Fernandez-Fournier collected some of the weird cocoons and took them to his lab. What emerged were elegant little wasps in the genus Zatypota. Looking at studies conducted between 2012 and 2017, Fernandez-Fournier and his co-authors pieced together the life cycle of the wasp finding that the female wasp lays her eggs on the abdomen of the spider. When the larvae emerge, they attach to the spider and feed on its haemolymph, or the spider version of blood. As the larva grows, it takes control of the spider, directing it to leave its colony and spin the cocoon.

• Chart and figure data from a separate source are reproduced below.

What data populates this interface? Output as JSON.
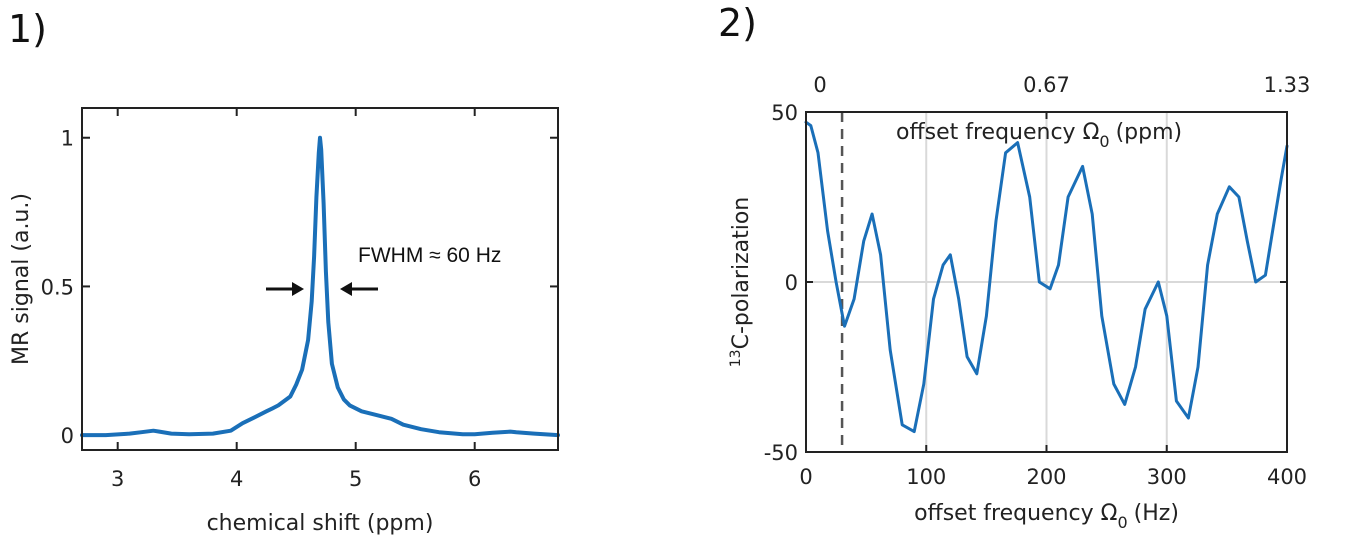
{
  "chart_data": [
    {
      "panel_label": "1)",
      "type": "line",
      "xlabel": "chemical shift (ppm)",
      "ylabel": "MR signal (a.u.)",
      "xlim": [
        2.7,
        6.7
      ],
      "ylim": [
        -0.05,
        1.1
      ],
      "x_ticks": [
        3,
        4,
        5,
        6
      ],
      "x_tick_labels": [
        "3",
        "4",
        "5",
        "6"
      ],
      "y_ticks": [
        0,
        0.5,
        1
      ],
      "y_tick_labels": [
        "0",
        "0.5",
        "1"
      ],
      "grid": false,
      "color": "#1a6fb8",
      "annotation": "FWHM ≈ 60 Hz",
      "series": [
        {
          "x": [
            2.7,
            2.9,
            3.1,
            3.2,
            3.3,
            3.35,
            3.45,
            3.6,
            3.8,
            3.95,
            4.05,
            4.15,
            4.25,
            4.3,
            4.35,
            4.45,
            4.5,
            4.55,
            4.6,
            4.63,
            4.65,
            4.67,
            4.69,
            4.7,
            4.71,
            4.73,
            4.75,
            4.77,
            4.8,
            4.85,
            4.9,
            4.95,
            5.05,
            5.15,
            5.25,
            5.3,
            5.4,
            5.55,
            5.7,
            5.9,
            6.0,
            6.15,
            6.3,
            6.35,
            6.5,
            6.7
          ],
          "y": [
            0.0,
            0.0,
            0.005,
            0.01,
            0.015,
            0.012,
            0.005,
            0.003,
            0.005,
            0.015,
            0.04,
            0.06,
            0.08,
            0.09,
            0.1,
            0.13,
            0.17,
            0.22,
            0.32,
            0.45,
            0.6,
            0.8,
            0.95,
            1.0,
            0.96,
            0.78,
            0.55,
            0.38,
            0.24,
            0.16,
            0.12,
            0.1,
            0.08,
            0.07,
            0.06,
            0.055,
            0.035,
            0.02,
            0.01,
            0.003,
            0.003,
            0.008,
            0.012,
            0.01,
            0.005,
            0.0
          ]
        }
      ]
    },
    {
      "panel_label": "2)",
      "type": "line",
      "xlabel": "offset frequency Ω",
      "xlabel_sub": "0",
      "xlabel_unit": "(Hz)",
      "top_xlabel": "offset frequency Ω",
      "top_xlabel_sub": "0",
      "top_xlabel_unit": "(ppm)",
      "ylabel_sup": "13",
      "ylabel": "C-polarization",
      "xlim": [
        0,
        400
      ],
      "ylim": [
        -50,
        50
      ],
      "x_ticks": [
        0,
        100,
        200,
        300,
        400
      ],
      "x_tick_labels": [
        "0",
        "100",
        "200",
        "300",
        "400"
      ],
      "top_ticks": [
        0,
        200,
        400
      ],
      "top_tick_labels": [
        "0",
        "0.67",
        "1.33"
      ],
      "y_ticks": [
        -50,
        0,
        50
      ],
      "y_tick_labels": [
        "-50",
        "0",
        "50"
      ],
      "grid": true,
      "dashed_line_x": 30,
      "color": "#1a6fb8",
      "series": [
        {
          "x": [
            0,
            4,
            10,
            18,
            25,
            32,
            40,
            48,
            55,
            62,
            70,
            80,
            90,
            98,
            106,
            114,
            120,
            127,
            134,
            142,
            150,
            158,
            166,
            176,
            186,
            194,
            203,
            210,
            218,
            230,
            238,
            246,
            256,
            265,
            274,
            282,
            293,
            300,
            308,
            318,
            326,
            334,
            342,
            352,
            360,
            367,
            374,
            382,
            388,
            395,
            400
          ],
          "y": [
            47,
            46,
            38,
            15,
            0,
            -13,
            -5,
            12,
            20,
            8,
            -20,
            -42,
            -44,
            -30,
            -5,
            5,
            8,
            -5,
            -22,
            -27,
            -10,
            18,
            38,
            41,
            25,
            0,
            -2,
            5,
            25,
            34,
            20,
            -10,
            -30,
            -36,
            -25,
            -8,
            0,
            -10,
            -35,
            -40,
            -25,
            5,
            20,
            28,
            25,
            12,
            0,
            2,
            15,
            30,
            40
          ]
        }
      ]
    }
  ]
}
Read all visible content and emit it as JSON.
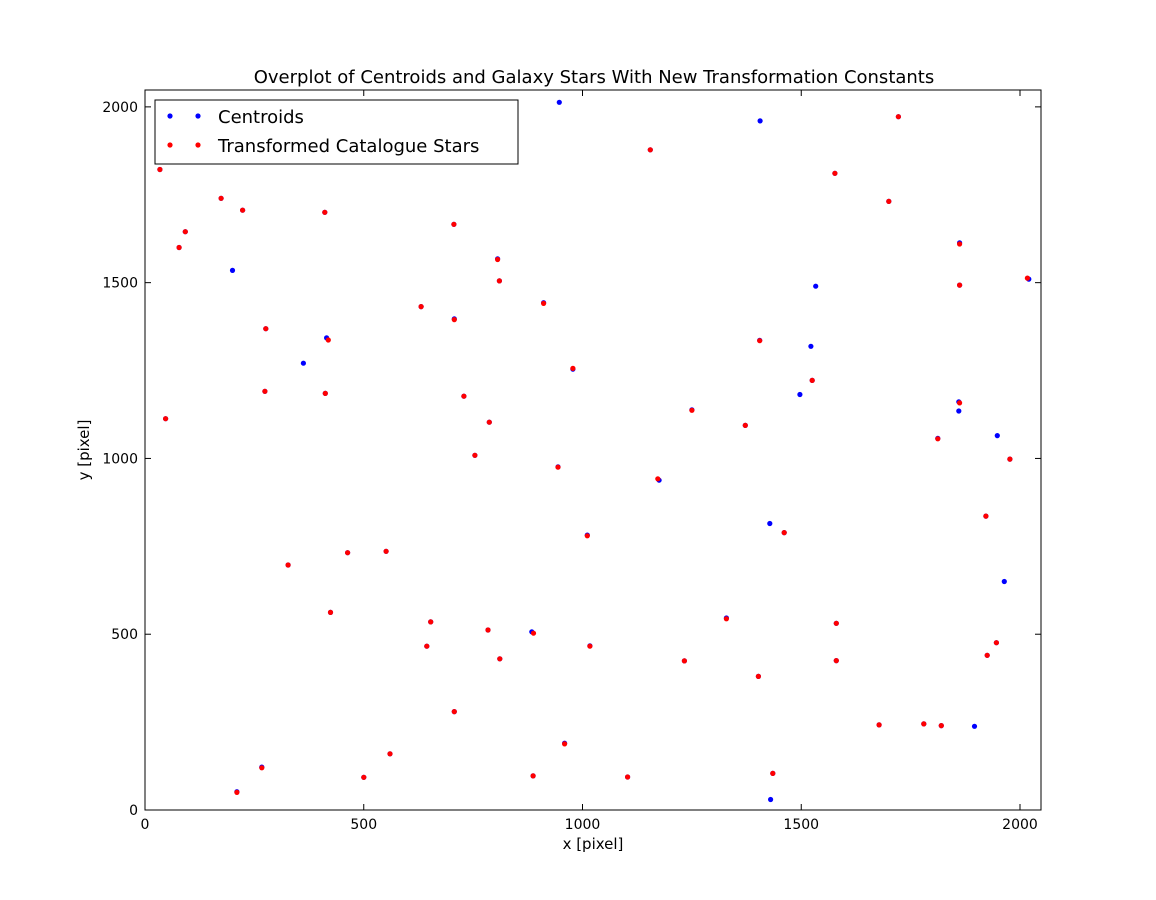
{
  "chart_data": {
    "type": "scatter",
    "title": "Overplot of Centroids and Galaxy Stars With New Transformation Constants",
    "xlabel": "x [pixel]",
    "ylabel": "y [pixel]",
    "xlim": [
      0,
      2048
    ],
    "ylim": [
      0,
      2048
    ],
    "xticks": [
      0,
      500,
      1000,
      1500,
      2000
    ],
    "yticks": [
      0,
      500,
      1000,
      1500,
      2000
    ],
    "grid": false,
    "legend_position": "upper-left",
    "legend": [
      "Centroids",
      "Transformed Catalogue Stars"
    ],
    "series": [
      {
        "name": "Centroids",
        "color": "#0000ff",
        "points": [
          [
            947,
            2013
          ],
          [
            1406,
            1960
          ],
          [
            1155,
            1878
          ],
          [
            1722,
            1972
          ],
          [
            34,
            1822
          ],
          [
            1577,
            1811
          ],
          [
            174,
            1740
          ],
          [
            1700,
            1731
          ],
          [
            223,
            1706
          ],
          [
            411,
            1700
          ],
          [
            706,
            1666
          ],
          [
            92,
            1645
          ],
          [
            1862,
            1613
          ],
          [
            78,
            1600
          ],
          [
            806,
            1568
          ],
          [
            200,
            1535
          ],
          [
            2020,
            1510
          ],
          [
            810,
            1505
          ],
          [
            1862,
            1493
          ],
          [
            1533,
            1490
          ],
          [
            911,
            1443
          ],
          [
            631,
            1432
          ],
          [
            707,
            1397
          ],
          [
            276,
            1369
          ],
          [
            415,
            1343
          ],
          [
            1405,
            1336
          ],
          [
            1522,
            1319
          ],
          [
            362,
            1271
          ],
          [
            978,
            1254
          ],
          [
            1525,
            1222
          ],
          [
            274,
            1191
          ],
          [
            1497,
            1182
          ],
          [
            412,
            1185
          ],
          [
            729,
            1177
          ],
          [
            1860,
            1161
          ],
          [
            1250,
            1138
          ],
          [
            1860,
            1135
          ],
          [
            47,
            1113
          ],
          [
            787,
            1103
          ],
          [
            1372,
            1094
          ],
          [
            1812,
            1057
          ],
          [
            1948,
            1065
          ],
          [
            754,
            1009
          ],
          [
            1977,
            998
          ],
          [
            944,
            976
          ],
          [
            1175,
            938
          ],
          [
            1922,
            836
          ],
          [
            1428,
            815
          ],
          [
            1461,
            789
          ],
          [
            1011,
            782
          ],
          [
            463,
            732
          ],
          [
            551,
            736
          ],
          [
            327,
            697
          ],
          [
            1964,
            650
          ],
          [
            424,
            562
          ],
          [
            653,
            535
          ],
          [
            1329,
            546
          ],
          [
            1580,
            531
          ],
          [
            784,
            512
          ],
          [
            884,
            507
          ],
          [
            1017,
            467
          ],
          [
            1946,
            476
          ],
          [
            644,
            466
          ],
          [
            1233,
            424
          ],
          [
            811,
            430
          ],
          [
            1580,
            425
          ],
          [
            1925,
            440
          ],
          [
            1402,
            380
          ],
          [
            707,
            280
          ],
          [
            1678,
            242
          ],
          [
            1780,
            245
          ],
          [
            1820,
            240
          ],
          [
            1896,
            238
          ],
          [
            959,
            190
          ],
          [
            560,
            160
          ],
          [
            267,
            122
          ],
          [
            1435,
            104
          ],
          [
            500,
            93
          ],
          [
            887,
            97
          ],
          [
            1103,
            94
          ],
          [
            210,
            52
          ],
          [
            1430,
            30
          ]
        ]
      },
      {
        "name": "Transformed Catalogue Stars",
        "color": "#ff0000",
        "points": [
          [
            1155,
            1878
          ],
          [
            1722,
            1972
          ],
          [
            34,
            1822
          ],
          [
            1577,
            1811
          ],
          [
            174,
            1740
          ],
          [
            1700,
            1731
          ],
          [
            223,
            1706
          ],
          [
            411,
            1700
          ],
          [
            706,
            1666
          ],
          [
            92,
            1645
          ],
          [
            1862,
            1610
          ],
          [
            78,
            1600
          ],
          [
            806,
            1566
          ],
          [
            2017,
            1513
          ],
          [
            810,
            1505
          ],
          [
            1862,
            1493
          ],
          [
            911,
            1441
          ],
          [
            631,
            1432
          ],
          [
            707,
            1395
          ],
          [
            276,
            1369
          ],
          [
            419,
            1337
          ],
          [
            1405,
            1335
          ],
          [
            978,
            1256
          ],
          [
            1525,
            1222
          ],
          [
            274,
            1191
          ],
          [
            412,
            1185
          ],
          [
            729,
            1177
          ],
          [
            1862,
            1158
          ],
          [
            1250,
            1137
          ],
          [
            47,
            1113
          ],
          [
            787,
            1103
          ],
          [
            1372,
            1094
          ],
          [
            1812,
            1056
          ],
          [
            754,
            1009
          ],
          [
            1977,
            998
          ],
          [
            944,
            975
          ],
          [
            1172,
            942
          ],
          [
            1922,
            836
          ],
          [
            1461,
            789
          ],
          [
            1011,
            780
          ],
          [
            463,
            732
          ],
          [
            551,
            736
          ],
          [
            327,
            697
          ],
          [
            424,
            562
          ],
          [
            653,
            535
          ],
          [
            1329,
            544
          ],
          [
            1580,
            531
          ],
          [
            784,
            512
          ],
          [
            888,
            503
          ],
          [
            1017,
            466
          ],
          [
            1946,
            476
          ],
          [
            644,
            466
          ],
          [
            1233,
            424
          ],
          [
            811,
            430
          ],
          [
            1580,
            425
          ],
          [
            1925,
            440
          ],
          [
            1402,
            380
          ],
          [
            707,
            280
          ],
          [
            1678,
            242
          ],
          [
            1780,
            245
          ],
          [
            1820,
            240
          ],
          [
            959,
            188
          ],
          [
            560,
            160
          ],
          [
            267,
            120
          ],
          [
            1435,
            104
          ],
          [
            500,
            93
          ],
          [
            887,
            97
          ],
          [
            1103,
            94
          ],
          [
            210,
            50
          ]
        ]
      }
    ]
  }
}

The larva than consumes its zombie hostage before tucking itself into its cocoon an emerging as an adult wasp 9 to 11 days later. The gruesome study appears in the journal Ecological Entomology.
Targeting colonies of social spiders makes sense, notes study co-author Samantha Straus of the University of British Columbia in a press release. The researchers believe the large stable populations of Anelosimus eximius spiders is a great hunting ground for the wasps, and found that the larger the spider colony, the more wasps there were.
So why does the wasp need to use a spider to build its cocoon? “The environment in Ecuador is intense,” Straus tells the CBC. “The web is basically a protective cage for the wasp to keep growing.”
But the question most of us have is exactly how do the larvae hijack the wasps. The researchers speculate that the wasp injects the spider with a hormone that causes it to flee its colony or to trick it to thinking it’s in a different life stage.
Turning other animals into obedient zombies is not a new phenomenon, and researchers have found that parasitoid wasps, which have been observed hijacking other spider species and cockroaches, are especially good at zombification. However, this particular relationship is unique.
“[T]his behavior modification is so hardcore,” Straus says. “The wasp completely hijacks the spider’s behavior and brain and makes it do something it would never do, like leave its nest and spinning a completely different structure. That’s very dangerous for these tiny spiders.”
Editor’s Note, December 2, 2018: A previous version of this article incorrectly stated the co-author's first name. Straus' first name is Samantha, not Sarah. The story has been edited to correct that fact.